Entertainment Law Practice – Don’t Ignore the Small Clients

Lawyer and ManOnce upon a time in Tennessee I got my first client that was paying me six figures in legal fees every year.  My firm consisted of me, an associate and an assistant.  I didn’t have a strong desire to get much larger – I like the solo and small firm life.  I proceeded to aggressively represent my number one client and along the way learned a few lessons.  One such lesson is undoubtedly common sense to many of you but apparently not to me.  Or perhaps I just forgot to slow down and think.

The first lesson I learned was to approach my practice with this in mind:  Everything Changes.  Isn’t that a law of nature itself?  But there are things that I can do to increase the chances of change being in a positive direction rather than negative.

I had some wonderful years with that big client and a respectful number of others.  However, what I did not foresee was that the client, a music business legend, would begin downsizing.  And as he divested himself of companies and stress causing activities, I too began to downsize — but not on purpose!  Eventually the annual fees paid to me by that client leveled off at about twenty percent of what they had been at the highest.

I remember setting in my office one day and thinking that I didn’t have much to do.  And there was a lot less money left at the end of the month.  My associate was handling the bulk of the work and my main job had become reviewing and revising his work.  I was discussing the situation with an advisor.  I have never forgotten what told me.  He said that I had been focusing totally on the needs of the large client and had ignored the smaller clients.  Then when the large client fees dwindled I did not have a good stable of other clients keeping the business healthy.  He spoke as though I was not the first to stumble into this trap.  This all immediately made sense to me.  I did not need convincing.

I took action. I no longer needed an associate.  I let him go.  I also no longer needed a full-time assistant, a luxury for most solos.  I let her go and hired a part-time assistant.  I began to pay attention to all clients big or small.

Today my business is healthier than it has ever been.  If I don’t believe I can give a prospect the needed attention and service then I do not accept them as a client.
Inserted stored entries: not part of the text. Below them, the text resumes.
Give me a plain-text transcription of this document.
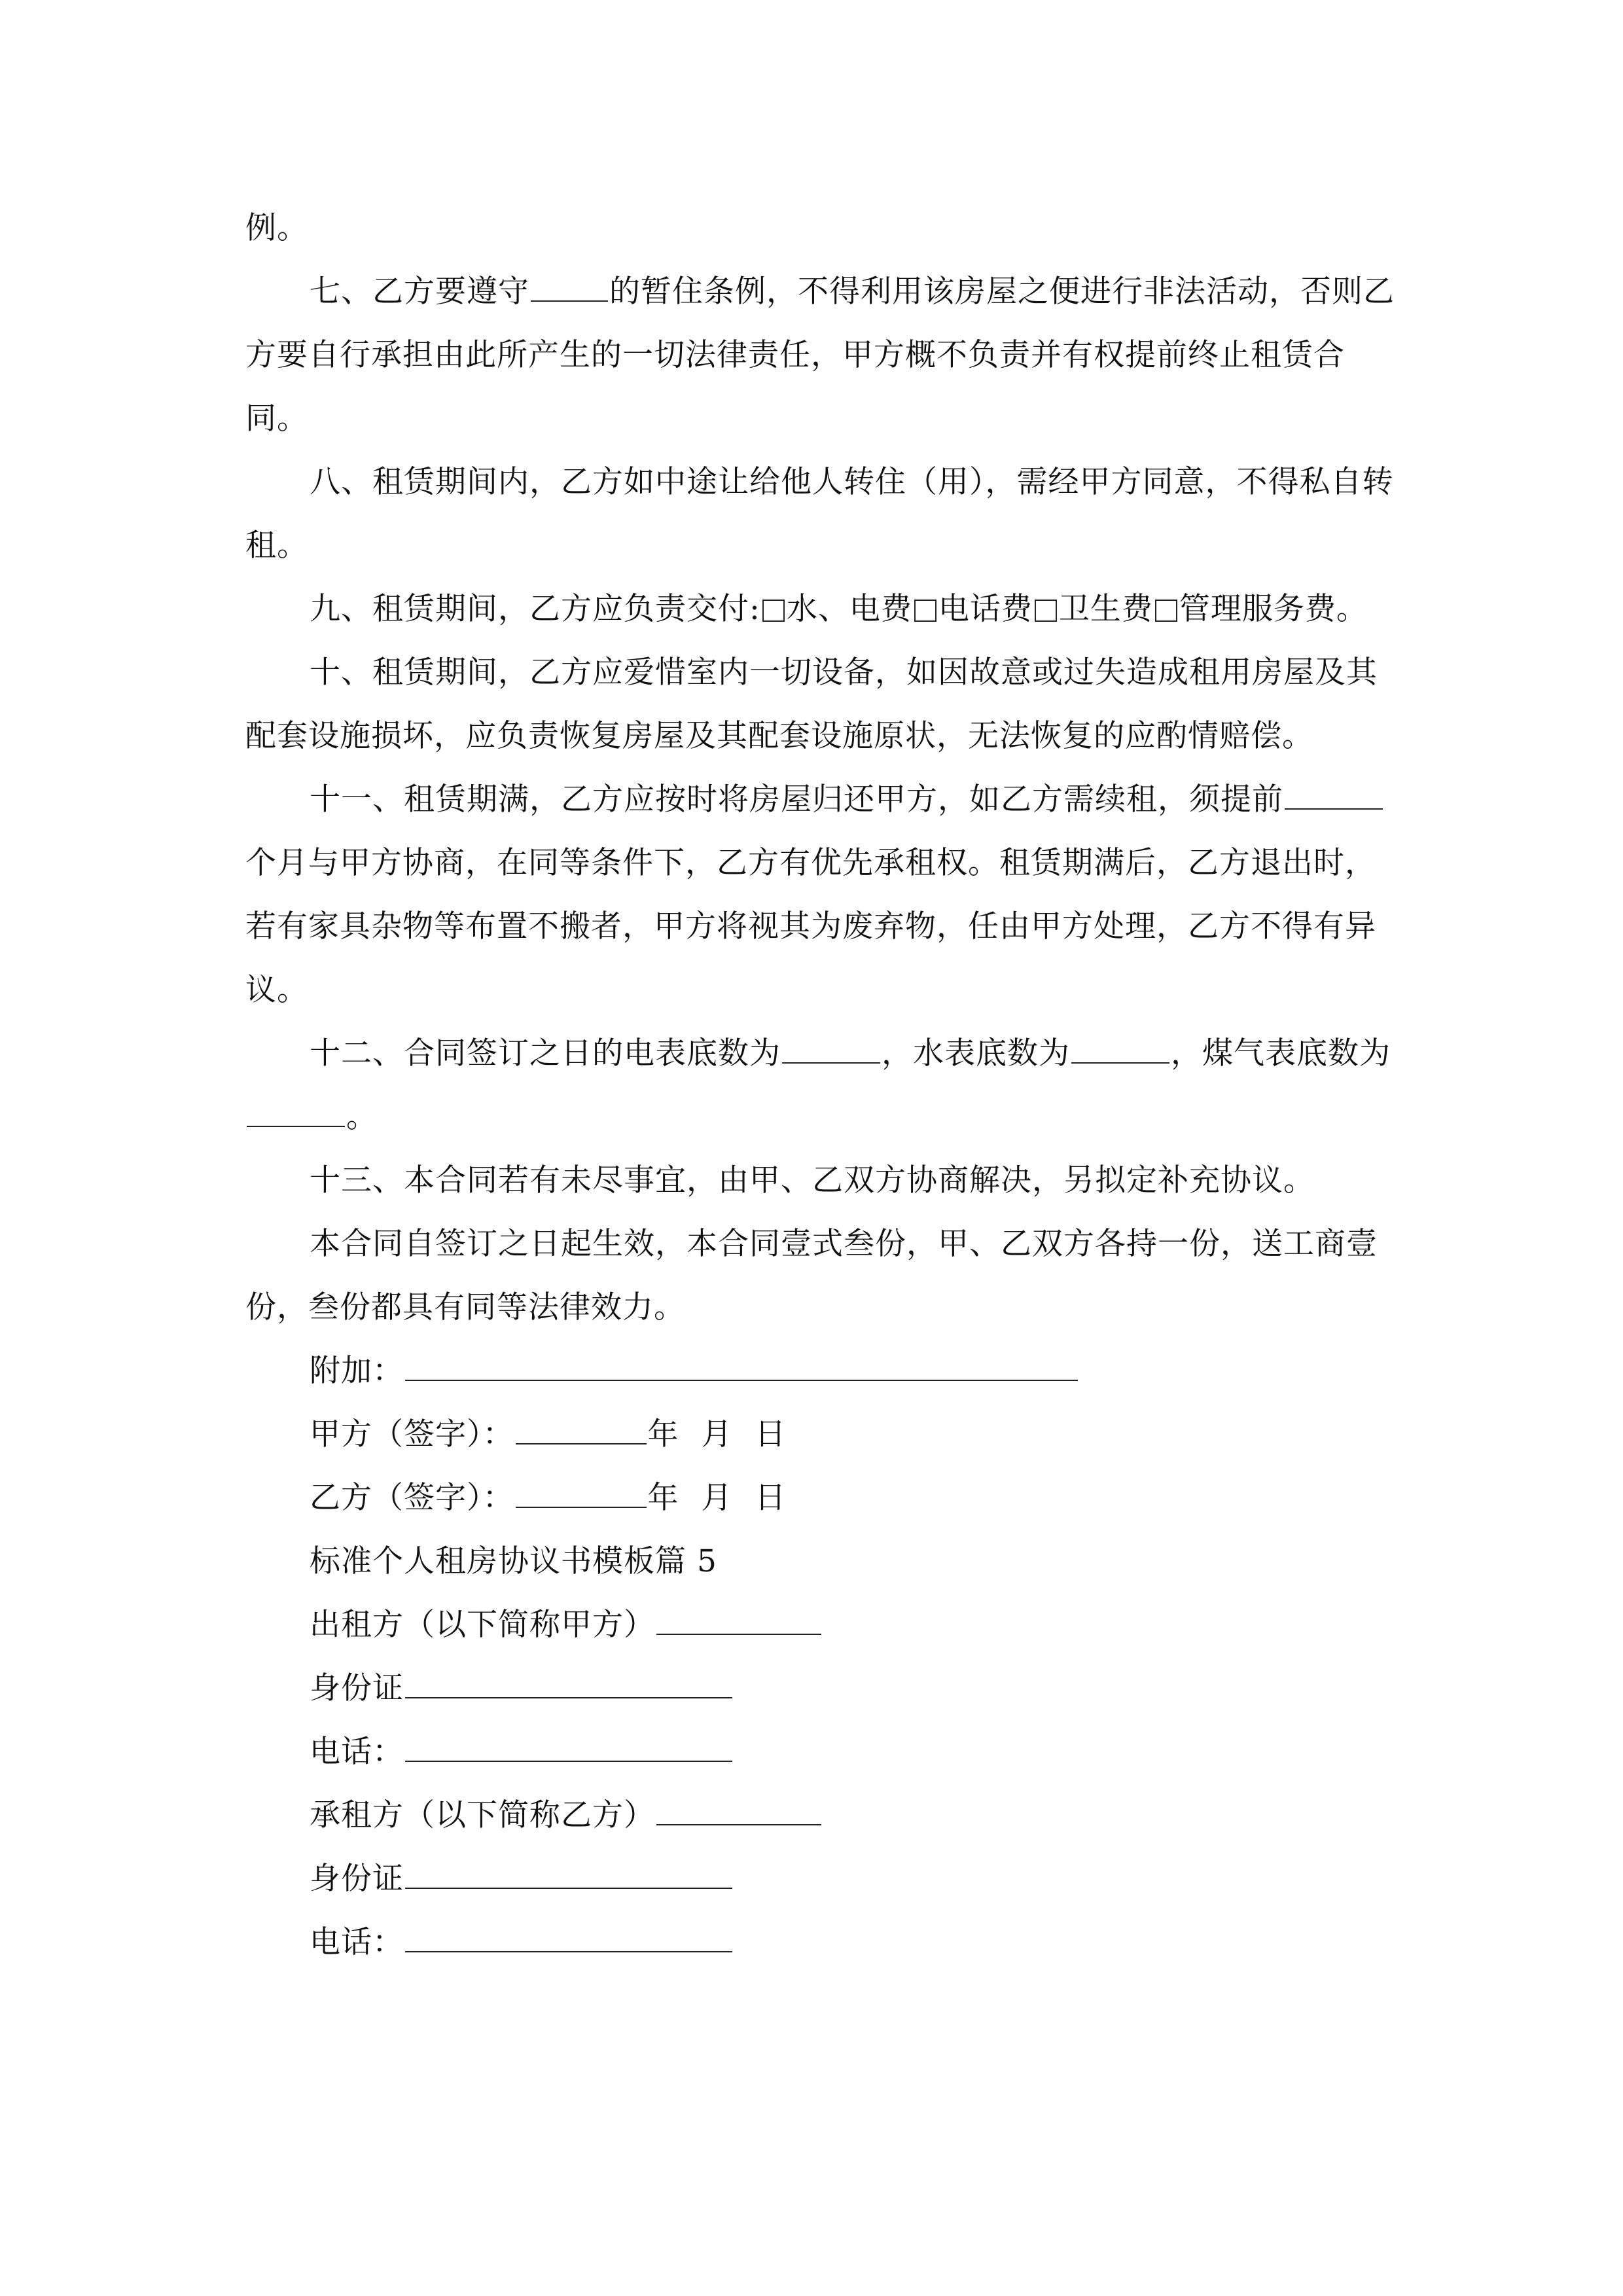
例。

七、乙方要遵守	的暂住条例，不得利用该房屋之便进行非法活动，否则乙方要自行承担由此所产生的一切法律责任，甲方概不负责并有权提前终止租赁合同。

八、租赁期间内，乙方如中途让给他人转住（用），需经甲方同意，不得私自转租。

九、租赁期间，乙方应负责交付: 水、电费 电话费 卫生费 管理服务费。

十、租赁期间，乙方应爱惜室内一切设备，如因故意或过失造成租用房屋及其配套设施损坏，应负责恢复房屋及其配套设施原状，无法恢复的应酌情赔偿。

十一、租赁期满，乙方应按时将房屋归还甲方，如乙方需续租，须提前个月与甲方协商，在同等条件下，乙方有优先承租权。租赁期满后，乙方退出时，若有家具杂物等布置不搬者，甲方将视其为废弃物，任由甲方处理，乙方不得有异议。

十二、合同签订之日的电表底数为	，水表底数为	，煤气表底数为。

十三、本合同若有未尽事宜，由甲、乙双方协商解决，另拟定补充协议。

本合同自签订之日起生效，本合同壹式叁份，甲、乙双方各持一份，送工商壹份，叁份都具有同等法律效力。

附加：

甲方（签字）：	年 月 日

乙方（签字）：	年 月 日

标准个人租房协议书模板篇 5

出租方（以下简称甲方）

身份证

电话：

承租方（以下简称乙方）

身份证

电话：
I have large and small clients.  My assistant is still part-time.  I engage independent contractor attorneys to assist with the work load on an as-needed basis.

Again – the lesson:  I remember when things are going well that everything changes.  However, the change can be for the better if I pay attention to all aspects of my business.  And take care of all my clients – large or small.

Learn the Business – Not Just the Law

I know there are a lot of lawyers, solo and big law attorneys alike, who would like to add entertainment law to their existing practice areas.  I know this because they call and email me.  The first thing I now tell them is “Entertainment attorneys should learn about the business of entertainment.”

A few years ago a member of an entertainment law listserv to which I subscribed asked me to mentor him.  At the time he was a new solo, having spent a number of years in-house at technology firms.  He had aspirations of becoming an entertainment attorney.  While willing to help when I could I did not feel that I had the time to formally train someone in entertainment law.  Refusing to accept “no” for an answer the new solo finally offered to pay me my attorney hourly rate for some mentoring sessions.  I decided to give it a try.  Doing some consulting/coaching might fit in nicely with my goal of publishing “how-to” entertainment law books and articles

I enjoyed my sessions with this attorney and we have become friends.  And I hope the consulting was of some benefit to him.  However, it quickly became apparent that the attorney lacked more than entertainment law knowledge.  He lacked a basic understanding of how the entertainment industry works.  I found that I spent at least as much teaching the basics of the business, such as what a music publisher does, how the money flows in record deals, the difference in a personal manager and a business manager, etc., as I did teaching entertainment law.

If you want to be an entertainment attorney then I recommend that you learn something about how the entertainment industry works.  There are a lot of good books on the subject and even entire degree programs at universities around the country.  When I was a law student and young lawyer the book to read for over-all industry knowledge of the music business was This Business of Music.  At the time the book was authored by Krasilovsky and Shemel.  The latest edition is Krasilovsky, Shemel, Gross and Feinstein, all of whom are (or at one time were) entertainment and intellectual property attorneys.

A more recent and very popular overview of the music industry book is All You Need To Know About The Music Business by Donald S. Passman, also an entertainment attorney.  Based on my personal experience, the Passman book is probably an easier read for someone hoping to get a broad overview of the music industry.  I am sure there are likely equally good resources for types of entertainment other than music (film, TV, etc.).  You just need to search them out.

However you learn about the workings of the entertainment industry, it will greatly benefit your ability to understand entertainment agreements and deals if you first learn something about the business you are serving.